Now, if you initiate your process from the workspace, you’ll get the form pre-populated with the logged in user info. If it doesn’t, read this post again and make sure you understand all the services used here. Also, remember that you can debug your process using the “Variable Logger” service.


9 Comments for this entry

  • John D

    Do you have any more detail on this? I am very new to LCES 8.0 and I am having a tough time getting this to work.

    Thanks in advance!

  • Rolando

    @John,

    I can definitely get into more details. I need to know, however, where is it that you’re stuck at. As I mentioned at the beginning, there are certain things you need to understand before being able to follow this post. I just decided not to get into those details because then this post would be even longer :) I’ll be very glad to help you, just let me know where to start.

  • John D

    Roland,

    Thank you for your time. I am actually stuck at number 2. I think I have a good idea on the rest and have some of those parts built but Number 2 is it right now.

    Thanks in advance!

    John

  • John D

    @Roland,

    Is there any way you could provide me with a .lca file that I could take a look at? I am really under the gun to get this project complete.

    Thanks!!

    John

  • Rolando

    @John,

    To extract the form’s XML data and place it into an XML variable, all you have to do is use the same “SetValue” activity (first activity of the process) and add a list entry that relfeces the following:

    Location = /process_data/xmlData

    Expression = /process_data/@inDocData

    By doing this LiveCycle will know that all you want is the XML part of inDocData variable and will assign it to xmlData.

  • Riccardo

    hi,

    I was wondering are you Rolando Pagunsan Lopez?

    if you are I’m Riccardo D.L. hope you remember me

  • Elaine

    Hi Roland, thanks for this post. Can you provide more detail on the main process? Is it connected to the render process or does your main process only refer to the render process? Thanks

  • bpmuser

    Hi Ronaldo,
    I am able to prepopulate data on the form. however I have a question where I need to get the current user info at every stage..ie., I am getting the originator info by prepoulation, but in stage 2 I need to also get the current user who logged in to the system..Is this possible?
    Hope I iwll get response..
    Thanks in advance!

  • Rolando

    There are different ways you can achieve that, but I think you’re a bit confused here. Normally the initiator is completely unknown until the form is rendered because you have a range of possible users that can login to the system and open the form. After stage one, however you’re using the “Assign Task” this means you somehow need to know the user prior to rendering the form in order to “assign” the task. Therefore, you don’t need to inject the user info at rendering time, but you can do that before the “Assign Task”.

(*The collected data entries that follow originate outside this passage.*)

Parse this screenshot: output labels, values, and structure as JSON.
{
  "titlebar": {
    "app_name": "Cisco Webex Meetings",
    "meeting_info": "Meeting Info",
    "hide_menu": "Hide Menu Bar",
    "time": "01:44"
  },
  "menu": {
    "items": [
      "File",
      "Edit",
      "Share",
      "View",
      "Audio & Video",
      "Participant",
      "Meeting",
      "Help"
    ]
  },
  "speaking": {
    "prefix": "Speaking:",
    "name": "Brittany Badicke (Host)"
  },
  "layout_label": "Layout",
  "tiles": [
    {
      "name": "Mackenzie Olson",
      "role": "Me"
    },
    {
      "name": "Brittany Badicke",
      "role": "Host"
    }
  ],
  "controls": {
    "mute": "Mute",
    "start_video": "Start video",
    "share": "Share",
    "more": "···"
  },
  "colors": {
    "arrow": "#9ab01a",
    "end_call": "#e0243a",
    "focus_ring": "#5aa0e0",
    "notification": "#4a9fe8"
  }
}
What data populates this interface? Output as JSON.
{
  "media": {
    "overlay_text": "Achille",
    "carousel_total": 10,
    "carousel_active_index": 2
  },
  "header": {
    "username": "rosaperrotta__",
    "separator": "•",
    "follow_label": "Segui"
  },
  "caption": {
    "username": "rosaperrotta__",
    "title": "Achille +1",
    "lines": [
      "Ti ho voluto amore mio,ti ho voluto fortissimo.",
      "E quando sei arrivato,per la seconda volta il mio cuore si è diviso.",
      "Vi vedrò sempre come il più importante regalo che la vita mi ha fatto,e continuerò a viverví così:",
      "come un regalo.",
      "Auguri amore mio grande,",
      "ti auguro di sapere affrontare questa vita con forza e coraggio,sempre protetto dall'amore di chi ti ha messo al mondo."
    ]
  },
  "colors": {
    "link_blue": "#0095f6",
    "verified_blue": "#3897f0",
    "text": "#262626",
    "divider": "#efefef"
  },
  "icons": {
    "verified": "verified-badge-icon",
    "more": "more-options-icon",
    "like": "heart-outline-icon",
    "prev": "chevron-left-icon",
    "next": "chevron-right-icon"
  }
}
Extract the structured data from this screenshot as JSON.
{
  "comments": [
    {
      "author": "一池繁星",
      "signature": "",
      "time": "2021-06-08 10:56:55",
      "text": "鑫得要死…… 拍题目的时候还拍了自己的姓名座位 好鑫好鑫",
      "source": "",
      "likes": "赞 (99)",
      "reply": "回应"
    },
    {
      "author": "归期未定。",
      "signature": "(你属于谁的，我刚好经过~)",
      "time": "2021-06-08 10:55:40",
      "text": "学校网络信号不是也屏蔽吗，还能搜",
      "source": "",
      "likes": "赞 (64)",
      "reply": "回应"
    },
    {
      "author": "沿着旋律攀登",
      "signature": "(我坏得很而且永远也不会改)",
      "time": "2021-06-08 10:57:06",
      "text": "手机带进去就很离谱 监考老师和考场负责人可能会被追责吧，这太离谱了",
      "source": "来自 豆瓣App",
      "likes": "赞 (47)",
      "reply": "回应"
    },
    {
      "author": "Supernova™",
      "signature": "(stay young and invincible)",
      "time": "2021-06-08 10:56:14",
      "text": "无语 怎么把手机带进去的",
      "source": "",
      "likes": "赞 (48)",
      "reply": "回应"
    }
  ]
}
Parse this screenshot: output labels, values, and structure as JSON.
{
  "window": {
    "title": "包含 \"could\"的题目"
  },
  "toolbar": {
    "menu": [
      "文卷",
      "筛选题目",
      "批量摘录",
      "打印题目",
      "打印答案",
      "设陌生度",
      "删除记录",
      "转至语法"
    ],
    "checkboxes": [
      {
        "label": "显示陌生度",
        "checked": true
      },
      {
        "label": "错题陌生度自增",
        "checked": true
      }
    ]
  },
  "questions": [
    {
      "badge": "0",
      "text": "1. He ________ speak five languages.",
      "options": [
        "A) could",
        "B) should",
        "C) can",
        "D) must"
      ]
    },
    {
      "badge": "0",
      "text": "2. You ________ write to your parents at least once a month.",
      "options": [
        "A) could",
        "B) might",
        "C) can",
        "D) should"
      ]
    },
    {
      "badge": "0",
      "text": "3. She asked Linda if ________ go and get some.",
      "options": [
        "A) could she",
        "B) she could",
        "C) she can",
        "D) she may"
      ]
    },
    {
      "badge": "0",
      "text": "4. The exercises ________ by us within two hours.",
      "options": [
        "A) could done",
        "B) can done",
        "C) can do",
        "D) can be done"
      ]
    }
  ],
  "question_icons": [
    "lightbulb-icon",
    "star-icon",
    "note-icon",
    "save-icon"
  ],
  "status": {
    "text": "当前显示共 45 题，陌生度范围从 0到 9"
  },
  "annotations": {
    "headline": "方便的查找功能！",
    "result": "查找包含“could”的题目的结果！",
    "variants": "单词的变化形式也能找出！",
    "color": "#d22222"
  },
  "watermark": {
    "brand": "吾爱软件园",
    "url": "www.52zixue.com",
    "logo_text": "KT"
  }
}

    So, in a nutshell, once the first user submits the form:
    - you get the next user’s info
    - using Xpath you assign the values you want from the next user to the XML data of the form
    - then you use the assign task
    Once the form is rendered the next time it will have the new user’s info.

    This applies to whether you hard-code the user in the assign task or even if you use a variable to dynamically assign the user.